Discovering Crystal Structure Prediction Algorithms with an AI Co-Scientist

Researchers introduced HACO, a Human-AI co-discovery system that identified MaskGIT, a vision-based masked generative model, as an effective framework for crystal structure prediction. The resulting MaskGXT model achieved 79.06% accuracy on MP-20 benchmarks, outperforming previous baselines by 8.19 percentage points, demonstrating how AI systems can transfer learning across scientific domains when guided by human expertise.

This research demonstrates a novel paradigm where AI systems autonomously search across scientific domains to discover transferable algorithms, validated through human domain expertise. The HACO system's identification of MaskGIT—originally developed for computer vision—and its adaptation to crystallography represents a significant methodological shift in scientific discovery. Rather than humans designing algorithms from first principles, the system identified cross-domain principles and combined them with crystallographic constraints like symmetry tokens and space group stratification.

The breakthrough addresses a longstanding challenge in materials science: accurately predicting crystal structures from chemical compositions. Traditional approaches relied on physics-based simulations or domain-specific neural architectures. MaskGXT's superior performance—79.06% accuracy versus 70.87% for previous methods—suggests that masked generative modeling, proven effective in vision and NLP, generalizes well to discrete structural prediction tasks. This validates the hypothesis that scientific algorithm design benefits from systematic cross-domain exploration rather than siloed disciplinary approaches.
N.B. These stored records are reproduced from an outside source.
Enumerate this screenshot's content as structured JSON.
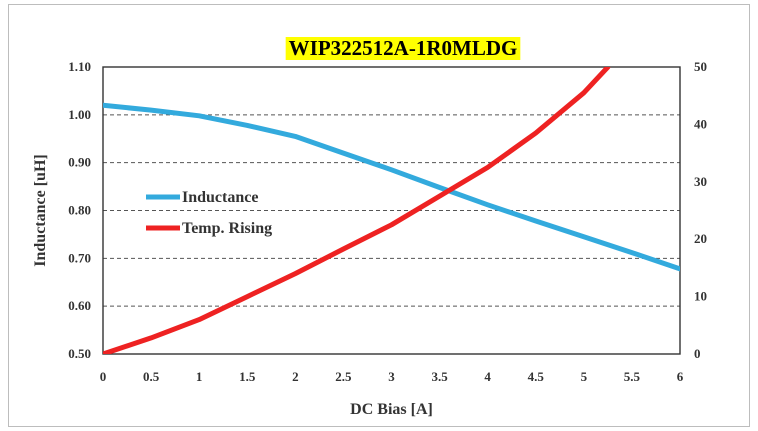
{
  "chart_data": {
    "type": "line",
    "title": "WIP322512A-1R0MLDG",
    "title_highlight": "#ffff00",
    "xlabel": "DC Bias [A]",
    "ylabel": "Inductance [uH]",
    "xlim": [
      0,
      6
    ],
    "ylim": [
      0.5,
      1.1
    ],
    "y2lim": [
      0,
      50
    ],
    "x_ticks": [
      "0",
      "0.5",
      "1",
      "1.5",
      "2",
      "2.5",
      "3",
      "3.5",
      "4",
      "4.5",
      "5",
      "5.5",
      "6"
    ],
    "y_ticks": [
      "0.50",
      "0.60",
      "0.70",
      "0.80",
      "0.90",
      "1.00",
      "1.10"
    ],
    "y2_ticks": [
      "0",
      "10",
      "20",
      "30",
      "40",
      "50"
    ],
    "grid": "horizontal dashed",
    "legend_position": "left-middle",
    "series": [
      {
        "name": "Inductance",
        "axis": "left",
        "color": "#33aadd",
        "x": [
          0,
          0.5,
          1,
          1.5,
          2,
          2.5,
          3,
          3.5,
          4,
          4.5,
          5,
          5.5,
          6
        ],
        "y": [
          1.02,
          1.01,
          0.998,
          0.978,
          0.955,
          0.92,
          0.885,
          0.848,
          0.812,
          0.778,
          0.745,
          0.712,
          0.678
        ]
      },
      {
        "name": "Temp. Rising",
        "axis": "right",
        "color": "#ee2222",
        "x": [
          0,
          0.5,
          1,
          1.5,
          2,
          2.5,
          3,
          3.5,
          4,
          4.5,
          5,
          5.25
        ],
        "y": [
          0,
          2.8,
          6,
          10,
          14,
          18.3,
          22.5,
          27.5,
          32.5,
          38.5,
          45.5,
          50
        ]
      }
    ]
  }
}
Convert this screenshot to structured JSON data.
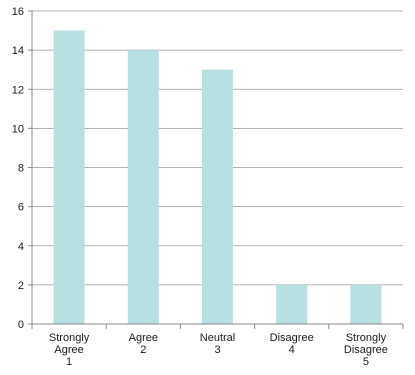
{
  "chart_data": {
    "type": "bar",
    "categories": [
      [
        "Strongly",
        "Agree",
        "1"
      ],
      [
        "Agree",
        "2"
      ],
      [
        "Neutral",
        "3"
      ],
      [
        "Disagree",
        "4"
      ],
      [
        "Strongly",
        "Disagree",
        "5"
      ]
    ],
    "values": [
      15,
      14,
      13,
      2,
      2
    ],
    "ylim": [
      0,
      16
    ],
    "yticks": [
      0,
      2,
      4,
      6,
      8,
      10,
      12,
      14,
      16
    ],
    "grid": true,
    "legend": "none",
    "title": "",
    "xlabel": "",
    "ylabel": "",
    "colors": {
      "bar": "#b7e0e3",
      "grid": "#999999",
      "axis": "#888888"
    }
  }
}
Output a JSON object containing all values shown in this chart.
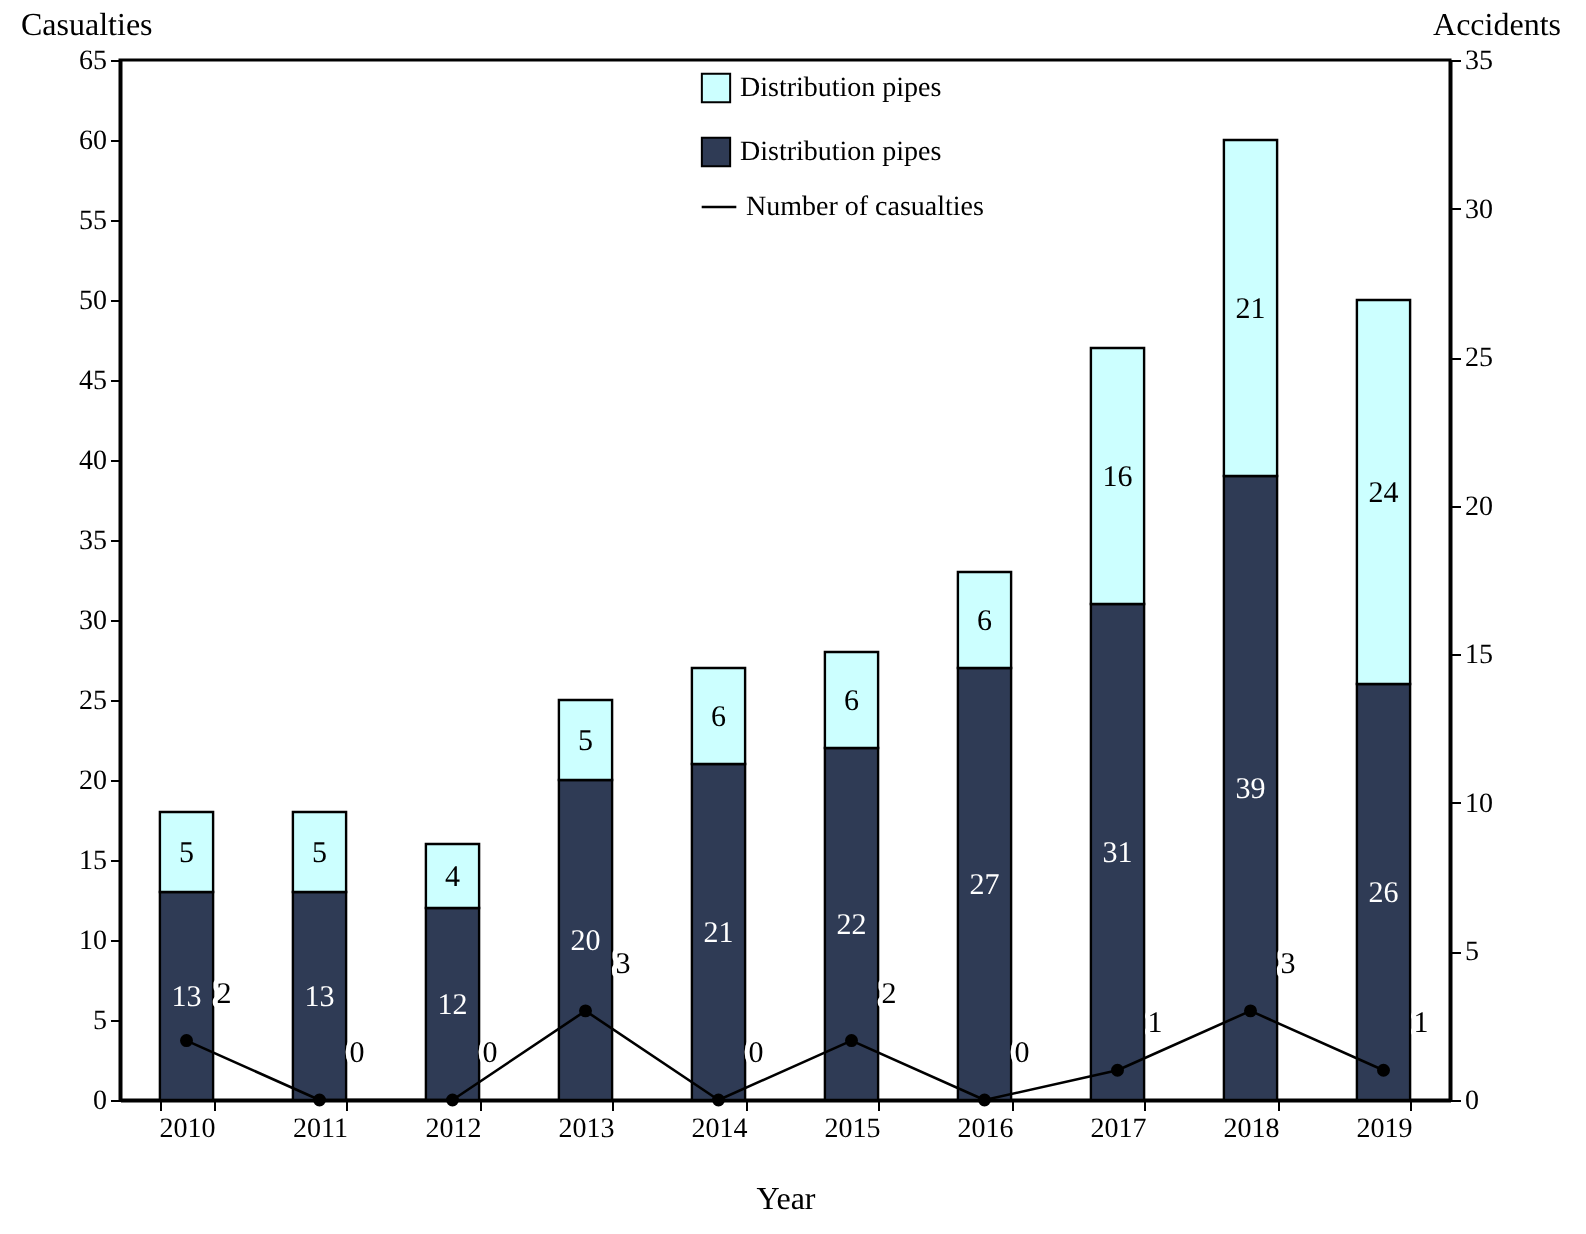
{
  "chart_data": {
    "type": "bar",
    "stacked": true,
    "xlabel": "Year",
    "ylabel": "Casualties",
    "y2label": "Accidents",
    "categories": [
      "2010",
      "2011",
      "2012",
      "2013",
      "2014",
      "2015",
      "2016",
      "2017",
      "2018",
      "2019"
    ],
    "series": [
      {
        "name": "Distribution pipes",
        "color": "#2f3b55",
        "values": [
          13,
          13,
          12,
          20,
          21,
          22,
          27,
          31,
          39,
          26
        ]
      },
      {
        "name": "Distribution pipes",
        "color": "#ccffff",
        "values": [
          5,
          5,
          4,
          5,
          6,
          6,
          6,
          16,
          21,
          24
        ]
      },
      {
        "name": "Number of casualties",
        "type": "line",
        "axis": "y2",
        "color": "#000000",
        "marker": "circle",
        "values": [
          2,
          0,
          0,
          3,
          0,
          2,
          0,
          1,
          3,
          1
        ]
      }
    ],
    "ylim": [
      0,
      65
    ],
    "yticks": [
      0,
      5,
      10,
      15,
      20,
      25,
      30,
      35,
      40,
      45,
      50,
      55,
      60,
      65
    ],
    "y2lim": [
      0,
      35
    ],
    "y2ticks": [
      0,
      5,
      10,
      15,
      20,
      25,
      30,
      35
    ],
    "data_labels": true,
    "grid": false,
    "legend": "top"
  }
}
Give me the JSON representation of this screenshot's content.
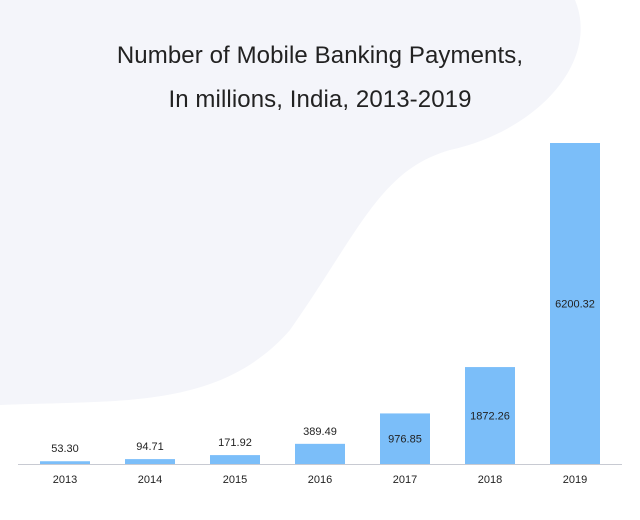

The practical impact extends beyond academic achievement. Materials discovery pipelines rely heavily on accurate CSP for screening candidate compounds for batteries, semiconductors, and catalysts. A 8+ percentage point accuracy improvement accelerates viable candidate identification and reduces computational screening costs. The methodology also carries broader implications: it establishes a template for AI-assisted scientific discovery in domains with fast, cheap validation—a category encompassing drug discovery, protein folding variants, and molecular optimization problems where experimental or computational validation is rapid.

Future applications may involve expanding HACO's scope to materials property prediction and extending the approach to less-validated domains where human steering becomes more critical.

• →MaskGXT achieved 79.06% accuracy on crystal structure prediction, substantially outperforming baseline methods on multiple benchmarks.
• →The HACO system successfully identified and adapted a computer vision algorithm (MaskGIT) to crystallography through cross-domain search.
• →Human-guided AI co-discovery combines autonomous algorithm exploration with targeted domain expertise rather than relying on either alone.
• →Crystal structure prediction improvements accelerate materials discovery pipelines for batteries, semiconductors, and catalysts.
• →The approach is scalable to other scientific domains with rapid validation, including drug discovery and protein design.